Wetenschap - 27 juni 2002

Column: Same indifference

Column: Same indifference

The moment has finally arrived; it is time to for me to leave. From the start of my stay I couldn't help feeling I was on an extended holiday. A highly polluted bit of choppy water separated me from responsibilities of my 'real life' in England. Nine and a half arduous months later and I remain blissfully secure to put my feet up, despite the mountains of work to do. So long eagerly anticipated, leaving is suddenly tainted with dread, the fear of running out of time. Blind panic consumes me as I check numerous items off a list, ever growing in size and urgency.

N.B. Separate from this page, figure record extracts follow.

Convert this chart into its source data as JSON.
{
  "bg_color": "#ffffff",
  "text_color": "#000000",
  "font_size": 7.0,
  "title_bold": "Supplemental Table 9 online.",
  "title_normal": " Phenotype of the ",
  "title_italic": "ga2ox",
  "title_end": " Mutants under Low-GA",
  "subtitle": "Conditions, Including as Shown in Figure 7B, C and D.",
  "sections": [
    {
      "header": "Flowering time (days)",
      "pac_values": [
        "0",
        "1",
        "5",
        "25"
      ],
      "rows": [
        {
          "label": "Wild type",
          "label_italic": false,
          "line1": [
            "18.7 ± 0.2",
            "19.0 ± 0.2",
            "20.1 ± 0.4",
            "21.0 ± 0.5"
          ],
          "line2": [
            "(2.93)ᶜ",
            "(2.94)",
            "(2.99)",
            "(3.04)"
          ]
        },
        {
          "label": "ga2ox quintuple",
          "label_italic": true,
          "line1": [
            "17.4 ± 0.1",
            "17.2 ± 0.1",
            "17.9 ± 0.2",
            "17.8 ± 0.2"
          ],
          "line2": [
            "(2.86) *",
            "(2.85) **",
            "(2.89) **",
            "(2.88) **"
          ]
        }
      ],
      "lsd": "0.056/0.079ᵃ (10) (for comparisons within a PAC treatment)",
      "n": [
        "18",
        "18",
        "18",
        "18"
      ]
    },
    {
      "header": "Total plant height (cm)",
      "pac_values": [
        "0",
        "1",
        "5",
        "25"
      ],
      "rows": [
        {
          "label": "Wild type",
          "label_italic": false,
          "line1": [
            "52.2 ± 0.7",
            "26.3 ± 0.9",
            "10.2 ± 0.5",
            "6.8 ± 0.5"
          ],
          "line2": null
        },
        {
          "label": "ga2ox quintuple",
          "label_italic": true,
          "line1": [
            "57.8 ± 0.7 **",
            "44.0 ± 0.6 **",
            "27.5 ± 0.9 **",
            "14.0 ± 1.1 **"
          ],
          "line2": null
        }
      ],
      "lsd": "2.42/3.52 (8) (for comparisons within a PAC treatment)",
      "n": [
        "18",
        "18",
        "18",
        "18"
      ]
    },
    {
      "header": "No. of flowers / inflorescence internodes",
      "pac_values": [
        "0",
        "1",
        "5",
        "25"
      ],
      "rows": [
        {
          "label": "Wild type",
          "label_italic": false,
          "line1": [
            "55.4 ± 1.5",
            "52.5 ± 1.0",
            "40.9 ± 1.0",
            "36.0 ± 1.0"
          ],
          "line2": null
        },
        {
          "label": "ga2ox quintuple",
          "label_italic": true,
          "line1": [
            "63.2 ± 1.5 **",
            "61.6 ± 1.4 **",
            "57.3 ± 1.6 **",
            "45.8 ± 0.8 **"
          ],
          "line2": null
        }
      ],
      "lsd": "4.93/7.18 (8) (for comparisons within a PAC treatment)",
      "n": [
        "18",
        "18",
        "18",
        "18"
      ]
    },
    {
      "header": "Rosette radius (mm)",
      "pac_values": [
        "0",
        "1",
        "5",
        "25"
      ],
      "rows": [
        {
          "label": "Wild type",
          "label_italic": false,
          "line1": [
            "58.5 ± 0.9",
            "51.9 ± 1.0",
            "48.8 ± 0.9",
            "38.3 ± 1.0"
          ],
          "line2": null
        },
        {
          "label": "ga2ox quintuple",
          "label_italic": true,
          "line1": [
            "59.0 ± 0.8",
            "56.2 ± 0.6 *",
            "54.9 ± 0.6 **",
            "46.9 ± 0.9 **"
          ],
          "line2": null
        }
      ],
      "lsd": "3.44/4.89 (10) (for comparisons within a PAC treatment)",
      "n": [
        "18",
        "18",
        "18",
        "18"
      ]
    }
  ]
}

Tentative negotiations have ensured academic endorsement of my stay but the time I have spent abroad has rewarded me with experience of life, much more educational than simple book-learning could ever have been. On revealing my status as a foreign exchange student, the question often posed is, 'Do you enjoy your stay here?' Classic Dutch phraseology and a question I can never seem to answer satisfactorily. Now amidst the mayhem, I find myself asking the same question. Generally, I must concede, my experience has been of great self-discovery, not always fortuitous but rarely disagreeable.

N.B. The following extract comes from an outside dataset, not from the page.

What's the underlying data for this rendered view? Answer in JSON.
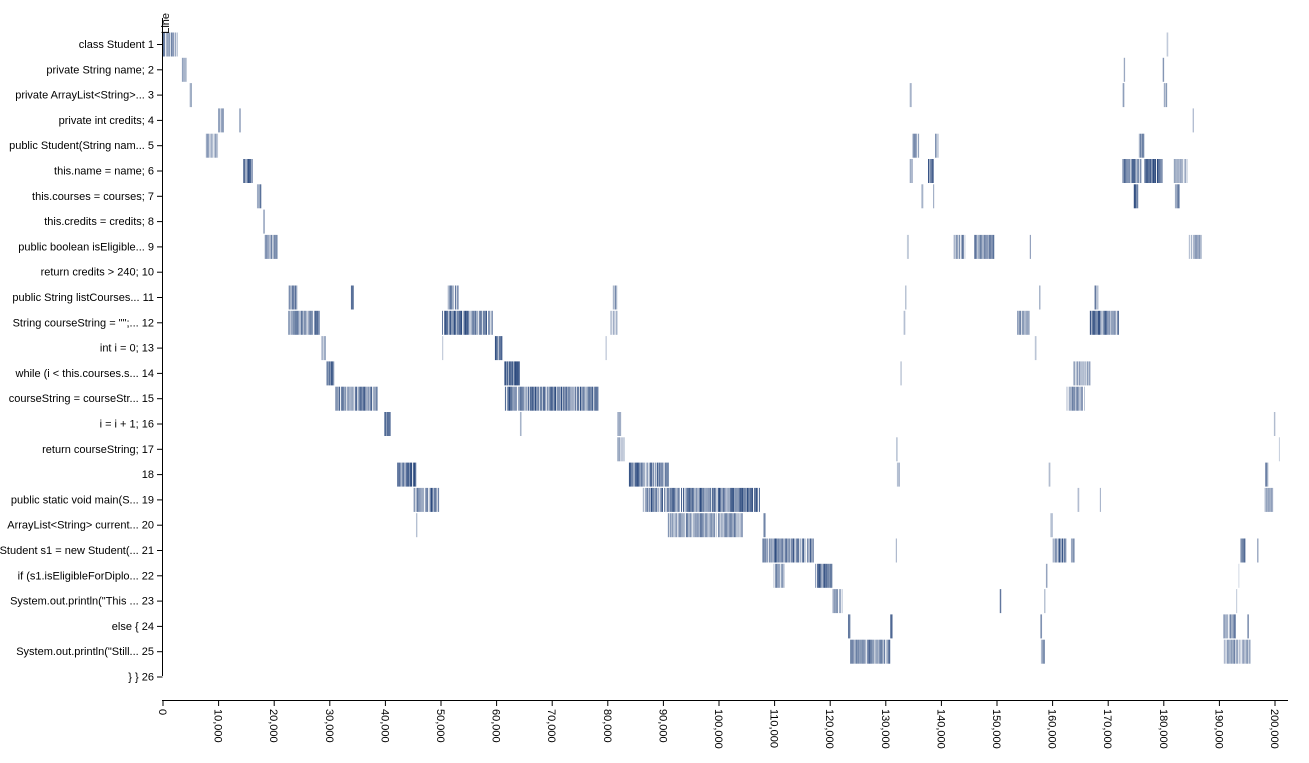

Life is peaceful in the sleepy town of Wageningen but it has its fair share of excitement, like the festivals celebrating Freedom and good ol' Rhine-town jazz. Socialising was rather subdued for me but then I was trying to mature from the anarchy of student excess. I am disappointed to not have seen more of Europe but any urges to explore were satisfied by seeing how far my bike could take me. Of course, Amsterdam was always there when I felt like letting off some steam and Queen's Day in particular was an unmissable affair!

There was every opportunity to integrate into Dutch culture but beyond acquiring the tendency to 'ja-ja-ja', I have demonstrated firm resistance. Language was key to my difficulties and my stubborn refusal to learn Dutch leaves many blank faces in my wake. No wonder the call of most nationalists is to make being well acquainted with Nederlands compulsory. I strongly commend the University for adopting English as its standard language, whilst the scaremongers call for protection of Dutch culture. I say would diversity is the greatest sign of health for a society, so Wageningen is pretty fit.

As a final fond farewell I would like to talk to you, the reader, collectively possessing intellect capable of changing the planet forever. As such I should close with a deep and meaningful thought, yet I'm left with a Beetles' song playing in my head: all you need is love.